Missing man presumed dead after Cresson plant explosion

- Crews have resumed the search for a worker who went missing and presumed dead following an explosion at a Hood County chemical plant on Thursday that injured two co-workers.

DPS Sgt. Earl Gillum says recovery crews are using heavy equipment Friday to clear burned debris at the Tri-Chem Industries plant in Cresson, 50 miles southwest of Dallas.

The search resumed Friday for the third worker who Gillum has said is presumed dead. Dylan Mitchell, 27, is believed to be in the most heavily damaged part of the facility. The fire chief says they can still hear chemicals sizzling as crews do their work.

Members of Mitchell's family have been coming and going from the plant for any word on the search him.

"I'm just trying to be as strong as I can for my parents and my sister and help them because my parents, my dad always looked at it like a father's never supposed to bury a child," said Austin Mitchell, Dylan's brother. "That's what he's having to do. I'd say he's taking it the hardest."

Firefighters know where to look. They just haven't been able to get there because of a collapsed room and dangerous chemicals. Crews began moving some of the debris from the collapsed back half of the building in their search. They already knew he wasn't in the front that didn't collapse.

"They made six different search attempts using three different fire teams without any success in that part of the building,” explained Hood County Fire Marshall Ray Wilson.

Immediately after the explosion, Mitchell's family knew he was the only worker in the plant who hadn't made it out. Firefighters tried to make a rescue.

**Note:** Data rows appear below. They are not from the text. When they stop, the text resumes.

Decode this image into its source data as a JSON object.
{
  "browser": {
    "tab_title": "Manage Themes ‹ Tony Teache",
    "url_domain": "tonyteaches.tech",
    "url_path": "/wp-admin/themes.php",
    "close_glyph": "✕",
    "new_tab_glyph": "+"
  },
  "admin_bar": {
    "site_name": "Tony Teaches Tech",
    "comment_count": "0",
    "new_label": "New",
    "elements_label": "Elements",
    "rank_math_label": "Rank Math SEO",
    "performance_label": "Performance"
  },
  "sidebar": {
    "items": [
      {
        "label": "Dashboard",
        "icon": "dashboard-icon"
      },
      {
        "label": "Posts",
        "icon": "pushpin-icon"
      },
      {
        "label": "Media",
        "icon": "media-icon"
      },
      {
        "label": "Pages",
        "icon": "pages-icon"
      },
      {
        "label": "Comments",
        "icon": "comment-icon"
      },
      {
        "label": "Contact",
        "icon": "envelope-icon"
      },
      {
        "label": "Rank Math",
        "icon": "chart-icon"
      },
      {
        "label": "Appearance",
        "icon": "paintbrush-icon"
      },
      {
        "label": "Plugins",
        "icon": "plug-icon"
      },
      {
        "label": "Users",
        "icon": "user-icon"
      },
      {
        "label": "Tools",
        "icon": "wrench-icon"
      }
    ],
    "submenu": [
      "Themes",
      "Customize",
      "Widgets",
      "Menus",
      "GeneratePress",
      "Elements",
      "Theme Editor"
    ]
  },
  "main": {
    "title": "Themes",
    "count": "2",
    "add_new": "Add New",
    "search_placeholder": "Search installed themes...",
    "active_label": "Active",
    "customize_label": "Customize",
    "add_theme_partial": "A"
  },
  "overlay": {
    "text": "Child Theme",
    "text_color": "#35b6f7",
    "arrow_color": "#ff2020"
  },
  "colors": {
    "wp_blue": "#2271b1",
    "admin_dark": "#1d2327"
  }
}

"I put some of our firefighters in a fairly dangerous position for a little while to try to effect a rescue.” Said Cresson Volunteer Fire Department Chief Ron Becker.

Workers who made it out told firefighters that Mitchell was likely just inside a door on the east side of the plant.

“The Cresson crews advanced the line, flowed a lot of water through that door. A lot of fire coming out of that door as they continued to knock the fire back in the door,” Becker explained. “We started to get secondary explosions inside the building."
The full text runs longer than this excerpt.